Een stap vooruit: poëzie & poëzieles Er lijkt consensus te bestaan over de rol van Infant Directed Speech2 in de vroege taalverwerving. Het ritme, de toon, de melodie, bijbehorende bewegingen: mimetische elementen uit het vroege evolutionaire stadium die zoals hiervoor beschreven tevens in poëzie kunnen voorkomen. [Subtekst: Van Leeuwen 2004]
Taalverwerving begint bij luisteren, bij brabbelen, bij een enkel woord, en gaat dan over in spraak. Volwassene en (later) kind gaan frasen gebruiken, die associatief bij elkaar worden gevoegd, gestapeld. Dat laatste heeft veel verwantschap met een basale les in het maken van poëzie. Zo’n les bestaat uit: een woord vinden en nog een en nog een, rondom elk woord een frase bouwen, en die frases op associatieve wijze samenvoegen. [Subtekst: Prévert 2001] Met het maken van zo’n tekst ontstaat er een basaal vertrouwen in het gebruiken van taal. Vanuit die eenvoudige vorm zet een poëziedocent nieuwe stappen, en die stappen kiest hij op maat.

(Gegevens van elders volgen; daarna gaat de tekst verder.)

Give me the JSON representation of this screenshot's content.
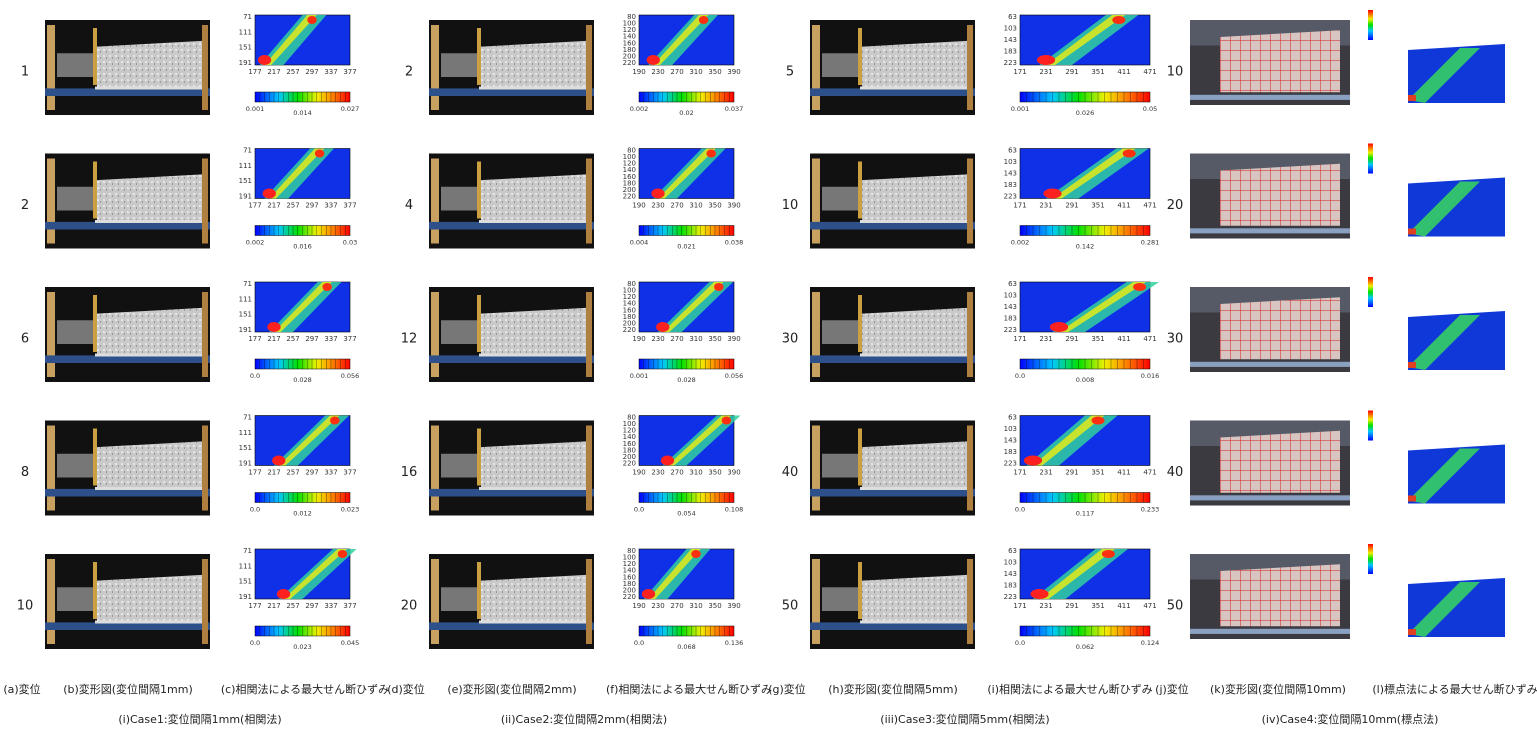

Daar is een ritme van uitdaging en bevestiging: waardering voor woorden geeft vertrouwen, en dus veiligheid voor het maken van volgende woorden. De woordenschat neemt toe, vertrouwen in het plooien van woorden ontstaat, en krijgt de ruimte om te groeien. Bevestiging en uitdaging blijven hand in hand gaan. En langzaam maar zeker groeit de mogelijkheid tot het bewust gebruiken, kiezen en plaatsen van woorden. Er is ruimte voor spel, er is ruimte voor plezier, er is ruimte voor uitwisseling en gezamenlijkheid, er is ruimte voor betekenis, en voor (zelf)reflectie. In de tussenruimte die poëzie biedt is het harnas van taal losser, is er ruimte voor gesproken én geschreven taal, en zijn er meerdere elementen die betekenis hebben. De gedeelde ervaring, de expressie in prosodie, het vertrouwen dat kan ontstaan in het effectieve gebruik van taal. In die tussenruimte kun je leren met taal te bouwen. [Subtekst: Van Lieshout 1995]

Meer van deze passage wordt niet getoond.